Etéreo y fantasmal traspaso paredes y pinturas, esculturas y recepcionistas,
hasta quedar en frente de La Maravilla. La miro y me mira. Ella sabe que la
miro. Yo sé que ella sabe que la miro. Pero ella sabe que yo sé que ella sabe
que la miro.
Vida propia y ajena. Vida de Leonardo y de la luna. Un gesto
que son todos los gestos al mismo tiempo. Universal y pagana. Majestuosa y
cotidiana. No importa por cuánto tiempo, el tiempo es una cuestión de
subjetividad, de punto de vista. Aunque más no sea por un flash, efímero y
eterno.
Flash, relámpago artificial. Me deja ciego. Uno, mil,
millones de flashes. Por una de las puertas laterales ingresa un tour de
cuarenta japoneses “saca foto” con sus artefactos electrónicos robotizados y
autómatas colgados de cuellos percheros. Turistas: extraña raza caníbal de
instantáneas. Me empujan, me pisan, me trepan. Tengo a dos colgados de mis hombros
que no paran de registrar la ahora expresión elástica en sus videocámaras. Me
tiran al piso y comienzan a saltar. Todo es blanco. Por los flashes y por los
pochoclos.
Me resigno. Levanto la bandera blanca pero basta, por favor.
Pestañeo lento y trato de contener la respiración entrecortada. Alzo la vista y
la veo distinta. Monna refriega sus ojos. De pronto el cabello comienza a
teñirse de rubio y sus rasgos se transforman en los de una muñequita tipo
Barbie. De abajo de su falda saca un espejo y un lápiz labial. ¡Pero esa no es
Claudia Schiffer! En medio de la sala emerge una pasarela y ella sale del
cuadro para desfilar plásticamente. A los japoneses se les sumó un grupo de
canadienses. Baten palmas y emiten silbidos. Ladran, degluten. Yo me arrastro.
Me hundo y me arrastro hasta la puerta de lo que ahora me parece un shopping.

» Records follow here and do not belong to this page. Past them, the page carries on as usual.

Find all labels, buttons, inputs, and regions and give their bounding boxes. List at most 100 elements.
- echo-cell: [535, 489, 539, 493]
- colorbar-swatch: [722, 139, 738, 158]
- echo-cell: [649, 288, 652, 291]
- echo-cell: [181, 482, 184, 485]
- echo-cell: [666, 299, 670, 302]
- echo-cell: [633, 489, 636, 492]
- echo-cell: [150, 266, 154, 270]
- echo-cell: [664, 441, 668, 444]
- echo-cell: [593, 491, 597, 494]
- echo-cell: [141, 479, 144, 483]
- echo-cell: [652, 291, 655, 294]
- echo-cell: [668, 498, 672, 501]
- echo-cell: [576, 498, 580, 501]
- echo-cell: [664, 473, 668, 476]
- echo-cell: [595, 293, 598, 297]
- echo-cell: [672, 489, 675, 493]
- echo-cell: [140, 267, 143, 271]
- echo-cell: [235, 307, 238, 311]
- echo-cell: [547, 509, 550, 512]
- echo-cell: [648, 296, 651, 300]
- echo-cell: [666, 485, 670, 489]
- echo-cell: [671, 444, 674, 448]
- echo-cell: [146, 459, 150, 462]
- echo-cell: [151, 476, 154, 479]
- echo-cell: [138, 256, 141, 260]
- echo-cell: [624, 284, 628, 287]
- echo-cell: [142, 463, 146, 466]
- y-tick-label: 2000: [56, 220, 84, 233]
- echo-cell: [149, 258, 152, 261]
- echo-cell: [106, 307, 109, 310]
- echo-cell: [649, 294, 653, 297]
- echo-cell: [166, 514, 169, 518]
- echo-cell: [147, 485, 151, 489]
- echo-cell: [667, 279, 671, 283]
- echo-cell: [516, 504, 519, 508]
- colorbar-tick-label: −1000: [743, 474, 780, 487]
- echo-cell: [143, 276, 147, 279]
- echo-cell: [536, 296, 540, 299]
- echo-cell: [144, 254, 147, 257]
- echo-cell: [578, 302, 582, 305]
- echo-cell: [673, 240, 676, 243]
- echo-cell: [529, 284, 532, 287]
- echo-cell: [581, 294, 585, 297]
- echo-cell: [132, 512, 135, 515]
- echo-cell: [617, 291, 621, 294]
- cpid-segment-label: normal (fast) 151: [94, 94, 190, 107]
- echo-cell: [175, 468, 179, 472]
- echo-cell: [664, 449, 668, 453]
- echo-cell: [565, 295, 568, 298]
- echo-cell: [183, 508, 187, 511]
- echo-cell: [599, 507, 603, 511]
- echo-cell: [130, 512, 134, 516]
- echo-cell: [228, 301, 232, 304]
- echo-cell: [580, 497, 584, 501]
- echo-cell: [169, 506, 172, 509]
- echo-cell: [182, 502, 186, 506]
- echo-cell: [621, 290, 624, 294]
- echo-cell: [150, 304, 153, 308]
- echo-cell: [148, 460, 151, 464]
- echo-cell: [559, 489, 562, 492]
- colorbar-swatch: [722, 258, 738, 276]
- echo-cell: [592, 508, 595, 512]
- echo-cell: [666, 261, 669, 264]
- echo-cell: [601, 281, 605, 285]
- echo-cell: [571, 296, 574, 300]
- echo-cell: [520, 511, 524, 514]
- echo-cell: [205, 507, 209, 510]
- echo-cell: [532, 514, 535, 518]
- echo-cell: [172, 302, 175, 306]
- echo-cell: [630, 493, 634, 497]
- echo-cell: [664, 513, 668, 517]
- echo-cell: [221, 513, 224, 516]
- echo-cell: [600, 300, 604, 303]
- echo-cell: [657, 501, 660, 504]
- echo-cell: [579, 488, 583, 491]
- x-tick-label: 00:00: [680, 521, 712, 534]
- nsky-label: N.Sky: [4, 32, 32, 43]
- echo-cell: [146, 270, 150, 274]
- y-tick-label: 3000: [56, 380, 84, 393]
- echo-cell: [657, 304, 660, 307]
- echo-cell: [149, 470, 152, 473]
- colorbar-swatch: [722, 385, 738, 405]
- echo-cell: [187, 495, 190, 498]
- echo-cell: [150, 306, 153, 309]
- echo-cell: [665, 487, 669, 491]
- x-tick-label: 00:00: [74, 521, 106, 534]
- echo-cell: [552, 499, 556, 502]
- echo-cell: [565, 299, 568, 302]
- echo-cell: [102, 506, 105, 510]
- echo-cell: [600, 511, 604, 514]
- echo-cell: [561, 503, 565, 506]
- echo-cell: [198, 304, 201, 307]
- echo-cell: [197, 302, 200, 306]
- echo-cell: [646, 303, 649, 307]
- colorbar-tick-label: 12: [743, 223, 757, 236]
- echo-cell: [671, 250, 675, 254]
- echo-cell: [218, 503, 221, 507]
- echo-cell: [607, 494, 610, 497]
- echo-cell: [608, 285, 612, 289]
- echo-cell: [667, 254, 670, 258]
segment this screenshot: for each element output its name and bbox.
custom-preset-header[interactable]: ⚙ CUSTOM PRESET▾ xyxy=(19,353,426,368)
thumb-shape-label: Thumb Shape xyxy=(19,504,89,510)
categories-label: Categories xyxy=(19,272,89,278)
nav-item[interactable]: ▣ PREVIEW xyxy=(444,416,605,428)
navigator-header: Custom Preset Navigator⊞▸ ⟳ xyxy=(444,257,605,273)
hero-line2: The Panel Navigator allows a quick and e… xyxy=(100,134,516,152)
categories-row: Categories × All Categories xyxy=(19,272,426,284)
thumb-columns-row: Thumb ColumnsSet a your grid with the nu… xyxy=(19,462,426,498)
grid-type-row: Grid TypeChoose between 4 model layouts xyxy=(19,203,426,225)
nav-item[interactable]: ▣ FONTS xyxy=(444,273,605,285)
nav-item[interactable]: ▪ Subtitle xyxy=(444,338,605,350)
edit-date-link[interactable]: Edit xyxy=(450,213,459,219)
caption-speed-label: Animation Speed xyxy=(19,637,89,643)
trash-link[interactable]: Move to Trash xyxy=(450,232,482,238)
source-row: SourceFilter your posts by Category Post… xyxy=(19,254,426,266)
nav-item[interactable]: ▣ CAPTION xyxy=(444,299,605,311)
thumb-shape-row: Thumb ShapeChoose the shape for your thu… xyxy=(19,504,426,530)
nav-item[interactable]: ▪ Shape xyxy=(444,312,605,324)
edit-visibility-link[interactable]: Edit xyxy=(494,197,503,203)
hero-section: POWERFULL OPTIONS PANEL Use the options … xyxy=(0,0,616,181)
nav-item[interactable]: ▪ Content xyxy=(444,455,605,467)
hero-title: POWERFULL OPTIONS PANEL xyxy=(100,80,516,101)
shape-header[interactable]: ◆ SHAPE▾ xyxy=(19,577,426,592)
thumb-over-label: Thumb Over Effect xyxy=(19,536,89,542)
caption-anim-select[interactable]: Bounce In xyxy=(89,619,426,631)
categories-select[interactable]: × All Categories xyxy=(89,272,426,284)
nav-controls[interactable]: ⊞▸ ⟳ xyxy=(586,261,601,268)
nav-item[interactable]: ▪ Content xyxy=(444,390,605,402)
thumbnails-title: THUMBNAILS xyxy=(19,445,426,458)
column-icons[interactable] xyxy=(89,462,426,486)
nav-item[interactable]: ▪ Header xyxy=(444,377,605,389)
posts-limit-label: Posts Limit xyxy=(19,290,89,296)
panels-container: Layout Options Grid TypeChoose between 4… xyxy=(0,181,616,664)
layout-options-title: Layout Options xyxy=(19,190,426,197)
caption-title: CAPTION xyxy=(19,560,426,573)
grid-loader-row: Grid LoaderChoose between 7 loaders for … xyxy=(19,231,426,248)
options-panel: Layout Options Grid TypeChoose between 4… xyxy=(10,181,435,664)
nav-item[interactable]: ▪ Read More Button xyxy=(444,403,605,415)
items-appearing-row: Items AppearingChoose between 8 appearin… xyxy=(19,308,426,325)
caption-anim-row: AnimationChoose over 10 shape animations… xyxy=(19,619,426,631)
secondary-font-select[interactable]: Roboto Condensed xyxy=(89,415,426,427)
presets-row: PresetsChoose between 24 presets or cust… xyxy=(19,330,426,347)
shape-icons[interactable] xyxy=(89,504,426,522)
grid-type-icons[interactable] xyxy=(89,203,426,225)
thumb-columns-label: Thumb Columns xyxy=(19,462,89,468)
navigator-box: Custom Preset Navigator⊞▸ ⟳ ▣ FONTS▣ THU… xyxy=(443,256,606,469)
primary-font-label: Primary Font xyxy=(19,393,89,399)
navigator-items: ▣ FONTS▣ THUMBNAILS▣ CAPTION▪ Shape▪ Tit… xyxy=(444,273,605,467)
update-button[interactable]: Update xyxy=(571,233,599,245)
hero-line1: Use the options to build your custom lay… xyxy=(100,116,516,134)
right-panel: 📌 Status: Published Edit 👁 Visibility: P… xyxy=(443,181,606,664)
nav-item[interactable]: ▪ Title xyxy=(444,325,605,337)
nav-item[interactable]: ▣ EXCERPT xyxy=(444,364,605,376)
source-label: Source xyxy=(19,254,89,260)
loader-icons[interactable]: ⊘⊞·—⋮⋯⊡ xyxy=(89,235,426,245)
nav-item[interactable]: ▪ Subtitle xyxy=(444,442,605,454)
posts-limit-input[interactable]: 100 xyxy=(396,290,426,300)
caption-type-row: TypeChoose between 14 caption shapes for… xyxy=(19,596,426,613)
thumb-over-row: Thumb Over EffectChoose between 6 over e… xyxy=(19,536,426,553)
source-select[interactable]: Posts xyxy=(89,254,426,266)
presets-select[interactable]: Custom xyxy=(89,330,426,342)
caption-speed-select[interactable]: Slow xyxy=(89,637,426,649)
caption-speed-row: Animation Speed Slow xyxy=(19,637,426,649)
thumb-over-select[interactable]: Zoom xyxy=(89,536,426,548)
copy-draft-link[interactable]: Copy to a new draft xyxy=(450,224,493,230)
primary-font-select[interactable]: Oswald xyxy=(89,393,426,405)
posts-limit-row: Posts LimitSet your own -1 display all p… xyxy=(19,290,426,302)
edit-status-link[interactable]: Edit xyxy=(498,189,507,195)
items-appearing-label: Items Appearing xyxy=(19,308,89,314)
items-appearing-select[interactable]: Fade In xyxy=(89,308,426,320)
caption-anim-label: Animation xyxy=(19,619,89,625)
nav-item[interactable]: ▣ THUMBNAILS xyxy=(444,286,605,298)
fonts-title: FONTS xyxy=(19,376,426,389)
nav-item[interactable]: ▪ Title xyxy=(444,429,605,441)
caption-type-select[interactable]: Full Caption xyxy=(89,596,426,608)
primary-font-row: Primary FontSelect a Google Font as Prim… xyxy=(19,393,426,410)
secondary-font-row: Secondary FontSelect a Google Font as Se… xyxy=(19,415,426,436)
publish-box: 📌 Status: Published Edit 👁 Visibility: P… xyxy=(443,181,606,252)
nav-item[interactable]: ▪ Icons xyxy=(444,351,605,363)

Afuera llueve torrencialmente. Trato de entrar en razón.
Casi sin querer, ingreso en un bar y el mozo me alcanza la carta. Giro mi
cabeza ciento ochenta grados, y a pesar de las facciones tan disímiles de las
personas que allí se encuentran me parece que poseen algo en común. Todos
hablan idiomas diferentes y yo escucho el total de las conversaciones a la vez.
Aunque sólo domino el español y el francés, curiosamente comprendo sus
diálogos. Dos alemanes juran haber visto un centenar de cigüeñas montadas por bebés
sobrevolando el Arco de Triunfo. Un coreano pretende venderle a un productor
televisivo una grabación donde se ve a un jorobado acariciando el lomo de una
gárgola en Notre Dame. Un señorito inglés asegura haber dialogado con Napoleón
en las afueras del Palacio de Versalles. Trato de evadirme de tanto delirio de
realidad, leyendo el menú; pero al intentarlo las palabras comienzan un juego
propio. Rotan y se mueven con libertad. Una especie de ta–te–tí con códigos
internos. Enroque eterno, metamorfosis literaria. Ríen, no contienen las
carcajadas. Me miran de reojo y forman una frase. “En París, como en la vida,
todo existe a la medida de la imaginación de cada uno. Hasta las sombras que
provoca la Ciudad Luz tienen vida propia”.
Cerré la carta con brutal benevolencia y me perdí.